Once I was given clearance to begin therapy of movement while in ICU I began multiple treks per day that involved a number of people carting the monitors and the IV’s so that I could go for walks. How appreciative I am for their patience with me.
When I was given clearance to return to NJMC, Jan and I were blown away by the reception from the staff of nurses who welcomed us back and for their continual utmost care. When my case was turned over to Dr. Scott Worthen we were very thankful because he was known for not only being a great clinician but a devoted scientist. Dr. Worthen worked all night long and came to a conclusion of diagnosis. It’s hard to thank God enough for the work of staff at NJMC who do not stop until they find out what is wrong and what they can do to help their patients.
Finally, Jan and I returned home after spending six weeks in Denver, having gone through the wringer of sickness, several operations and procedures, a near death experience, and the bombardment of some heavy-duty medicines which had some lasting side effects. But we made it. In celebration, nine months later we ran the Disney Marathon and finished as our “one breath from death – look what God can do story” was told to the crowd.

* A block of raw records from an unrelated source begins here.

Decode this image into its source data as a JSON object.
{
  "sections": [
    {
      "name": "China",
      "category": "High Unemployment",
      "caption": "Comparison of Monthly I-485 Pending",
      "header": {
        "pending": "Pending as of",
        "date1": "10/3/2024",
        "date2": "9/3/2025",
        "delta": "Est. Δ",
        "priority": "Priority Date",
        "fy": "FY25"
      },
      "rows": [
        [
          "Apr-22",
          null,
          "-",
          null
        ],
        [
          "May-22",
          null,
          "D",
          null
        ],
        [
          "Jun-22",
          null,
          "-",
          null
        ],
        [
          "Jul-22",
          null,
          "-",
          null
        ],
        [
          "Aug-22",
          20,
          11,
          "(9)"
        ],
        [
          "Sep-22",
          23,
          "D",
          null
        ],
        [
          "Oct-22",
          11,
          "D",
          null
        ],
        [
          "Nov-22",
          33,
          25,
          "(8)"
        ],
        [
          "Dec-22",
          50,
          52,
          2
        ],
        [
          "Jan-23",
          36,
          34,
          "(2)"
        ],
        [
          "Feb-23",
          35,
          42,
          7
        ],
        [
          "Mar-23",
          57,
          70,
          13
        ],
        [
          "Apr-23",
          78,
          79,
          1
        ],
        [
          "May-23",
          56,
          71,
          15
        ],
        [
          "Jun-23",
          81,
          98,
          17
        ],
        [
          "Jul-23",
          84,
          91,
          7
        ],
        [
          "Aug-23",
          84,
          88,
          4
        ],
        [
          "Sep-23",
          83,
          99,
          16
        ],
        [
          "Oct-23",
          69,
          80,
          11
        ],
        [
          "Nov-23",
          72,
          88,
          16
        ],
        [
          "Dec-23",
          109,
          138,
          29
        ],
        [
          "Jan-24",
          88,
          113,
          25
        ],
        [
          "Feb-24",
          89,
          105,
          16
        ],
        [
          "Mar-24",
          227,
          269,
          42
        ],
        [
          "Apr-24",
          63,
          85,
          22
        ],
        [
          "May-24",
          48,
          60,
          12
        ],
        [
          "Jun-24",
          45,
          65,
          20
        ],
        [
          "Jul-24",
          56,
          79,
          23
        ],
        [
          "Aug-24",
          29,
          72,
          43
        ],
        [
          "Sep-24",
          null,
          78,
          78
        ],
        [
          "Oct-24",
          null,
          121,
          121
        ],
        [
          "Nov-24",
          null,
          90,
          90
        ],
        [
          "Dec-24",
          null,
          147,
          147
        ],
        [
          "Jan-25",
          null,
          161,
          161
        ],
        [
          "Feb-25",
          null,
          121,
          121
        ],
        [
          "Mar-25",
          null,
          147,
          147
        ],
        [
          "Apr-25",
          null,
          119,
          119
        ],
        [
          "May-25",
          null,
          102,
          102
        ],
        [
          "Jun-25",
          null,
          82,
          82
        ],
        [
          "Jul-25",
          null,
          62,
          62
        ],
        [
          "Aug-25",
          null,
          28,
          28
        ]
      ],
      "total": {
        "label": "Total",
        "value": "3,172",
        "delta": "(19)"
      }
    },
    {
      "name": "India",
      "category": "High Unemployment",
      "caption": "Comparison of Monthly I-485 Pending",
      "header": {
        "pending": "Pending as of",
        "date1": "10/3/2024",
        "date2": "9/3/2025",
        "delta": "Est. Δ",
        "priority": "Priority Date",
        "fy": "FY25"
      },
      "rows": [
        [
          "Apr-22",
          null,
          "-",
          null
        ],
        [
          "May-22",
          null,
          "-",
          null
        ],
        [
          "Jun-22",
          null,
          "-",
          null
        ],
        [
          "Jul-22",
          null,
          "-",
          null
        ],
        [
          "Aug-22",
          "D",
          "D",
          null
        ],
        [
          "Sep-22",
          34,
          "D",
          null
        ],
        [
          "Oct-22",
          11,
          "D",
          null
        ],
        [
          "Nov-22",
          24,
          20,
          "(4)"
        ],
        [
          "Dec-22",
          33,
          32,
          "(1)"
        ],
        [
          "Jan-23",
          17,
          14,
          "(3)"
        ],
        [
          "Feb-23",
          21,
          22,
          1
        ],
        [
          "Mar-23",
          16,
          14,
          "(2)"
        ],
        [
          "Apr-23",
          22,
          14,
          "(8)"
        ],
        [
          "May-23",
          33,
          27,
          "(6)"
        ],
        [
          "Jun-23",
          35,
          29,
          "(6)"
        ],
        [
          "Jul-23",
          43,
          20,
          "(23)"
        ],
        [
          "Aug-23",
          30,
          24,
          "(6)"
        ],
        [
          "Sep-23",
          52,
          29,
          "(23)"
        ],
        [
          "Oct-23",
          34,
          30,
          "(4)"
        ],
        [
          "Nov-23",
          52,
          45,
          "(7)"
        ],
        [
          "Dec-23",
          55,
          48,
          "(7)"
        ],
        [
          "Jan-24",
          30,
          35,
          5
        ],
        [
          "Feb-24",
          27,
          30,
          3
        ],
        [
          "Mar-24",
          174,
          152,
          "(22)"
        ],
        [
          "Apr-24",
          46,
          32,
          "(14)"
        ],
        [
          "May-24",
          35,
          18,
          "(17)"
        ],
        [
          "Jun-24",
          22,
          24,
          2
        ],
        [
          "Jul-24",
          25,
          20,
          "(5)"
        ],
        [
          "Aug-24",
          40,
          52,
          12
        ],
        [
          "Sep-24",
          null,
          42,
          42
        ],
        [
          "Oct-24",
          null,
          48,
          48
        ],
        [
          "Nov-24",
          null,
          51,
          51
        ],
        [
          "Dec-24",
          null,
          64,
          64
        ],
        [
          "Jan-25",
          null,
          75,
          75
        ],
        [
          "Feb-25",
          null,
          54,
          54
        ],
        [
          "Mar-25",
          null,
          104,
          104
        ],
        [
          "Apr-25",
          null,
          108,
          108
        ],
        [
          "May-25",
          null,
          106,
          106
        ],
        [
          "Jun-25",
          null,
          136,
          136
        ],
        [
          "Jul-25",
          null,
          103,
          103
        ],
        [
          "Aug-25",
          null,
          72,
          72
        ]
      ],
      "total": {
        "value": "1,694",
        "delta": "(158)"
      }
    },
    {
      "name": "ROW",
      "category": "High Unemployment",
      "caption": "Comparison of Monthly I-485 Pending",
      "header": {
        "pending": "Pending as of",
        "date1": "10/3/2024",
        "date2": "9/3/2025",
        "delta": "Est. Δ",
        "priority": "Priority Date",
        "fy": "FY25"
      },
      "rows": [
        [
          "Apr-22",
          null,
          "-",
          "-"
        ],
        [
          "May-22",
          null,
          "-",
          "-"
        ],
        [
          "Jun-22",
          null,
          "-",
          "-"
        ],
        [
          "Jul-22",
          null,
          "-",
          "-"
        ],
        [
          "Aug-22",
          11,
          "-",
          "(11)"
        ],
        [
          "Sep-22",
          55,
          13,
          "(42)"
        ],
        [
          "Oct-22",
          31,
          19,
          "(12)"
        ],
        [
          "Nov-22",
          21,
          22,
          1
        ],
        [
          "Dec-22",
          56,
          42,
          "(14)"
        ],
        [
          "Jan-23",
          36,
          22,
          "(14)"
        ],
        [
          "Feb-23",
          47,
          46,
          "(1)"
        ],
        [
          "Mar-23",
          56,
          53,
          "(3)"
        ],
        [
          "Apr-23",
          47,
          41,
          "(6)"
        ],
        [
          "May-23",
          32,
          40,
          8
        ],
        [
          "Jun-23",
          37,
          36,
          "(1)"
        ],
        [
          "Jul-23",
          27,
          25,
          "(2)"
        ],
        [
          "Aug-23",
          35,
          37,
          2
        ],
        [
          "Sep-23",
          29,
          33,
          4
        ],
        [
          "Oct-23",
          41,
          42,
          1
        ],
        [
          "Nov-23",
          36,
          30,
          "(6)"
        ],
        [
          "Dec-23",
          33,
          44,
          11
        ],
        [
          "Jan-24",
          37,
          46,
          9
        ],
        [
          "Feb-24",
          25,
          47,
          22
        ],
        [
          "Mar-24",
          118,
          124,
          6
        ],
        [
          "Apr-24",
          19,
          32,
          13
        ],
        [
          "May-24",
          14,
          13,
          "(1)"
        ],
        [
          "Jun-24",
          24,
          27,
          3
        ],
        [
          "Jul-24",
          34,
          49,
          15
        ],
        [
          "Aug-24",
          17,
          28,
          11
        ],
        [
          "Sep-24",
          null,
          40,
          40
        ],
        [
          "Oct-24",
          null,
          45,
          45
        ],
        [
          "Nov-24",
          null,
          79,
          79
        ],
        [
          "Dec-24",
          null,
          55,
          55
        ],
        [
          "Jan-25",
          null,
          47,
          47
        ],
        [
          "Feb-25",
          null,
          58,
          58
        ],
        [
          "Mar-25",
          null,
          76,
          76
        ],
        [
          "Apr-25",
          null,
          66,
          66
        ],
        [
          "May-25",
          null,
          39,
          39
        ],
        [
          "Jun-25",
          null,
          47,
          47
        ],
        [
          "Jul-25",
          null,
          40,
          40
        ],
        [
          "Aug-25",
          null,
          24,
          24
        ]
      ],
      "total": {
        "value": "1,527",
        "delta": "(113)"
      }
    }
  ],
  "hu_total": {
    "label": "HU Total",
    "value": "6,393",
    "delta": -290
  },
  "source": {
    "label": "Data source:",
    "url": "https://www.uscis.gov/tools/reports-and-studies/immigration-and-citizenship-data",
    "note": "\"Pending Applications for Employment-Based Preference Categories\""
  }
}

Today, although my lung function is only 78% of normal, I am living above the disease which should have taken my life 15 years ago. My current pulmonologist just looks at me an says, “whatever you are doing, keep doing it,” (he’s referring to my excessive exercise). I am most grateful for friends who keep me going on this trek and for my current doctors who care for my well-being. God has supplied over an over in this story so as I celebrate 15 years today of being alive after my “one breath from death experience,” all I can says is “look what God can do.”
I would be remiss as I recount the countless people in my life whom God has provided to be a vital part of the story if I didn’t say something about my beloved wife, Jan. We took our marriage vows on June 15, 1974 and she lived those vows out, never leaving my side, always there through the darkest moments. I am a blessed man to have such a devoted wife for whom I am most grateful. As my friend Stan Smith reminds me, “Bob, you married up.” Right on Stan, I have married up!
We began a yearly celebration of a ride that was first a century because I wanted to take other riders beyond what they may have ever done as God had taken me farther than I ever thought possible in my near death experience. That ride eventually turned into our annual ride across FL (East Coast to West Coast). Because of the COVID 19 pandemic this year, we were not able to go from coast to coast but I am most grateful for my “B Crew” riders who rode two rides with me in celebration which were about as far this past Friday and Saturday. I am a blessed man to have such friends.
So, as I look at April 6, 2020 I am most grateful. After all, I was one breath from death BUT look what God can do.
This is my story and I’m sticking with it.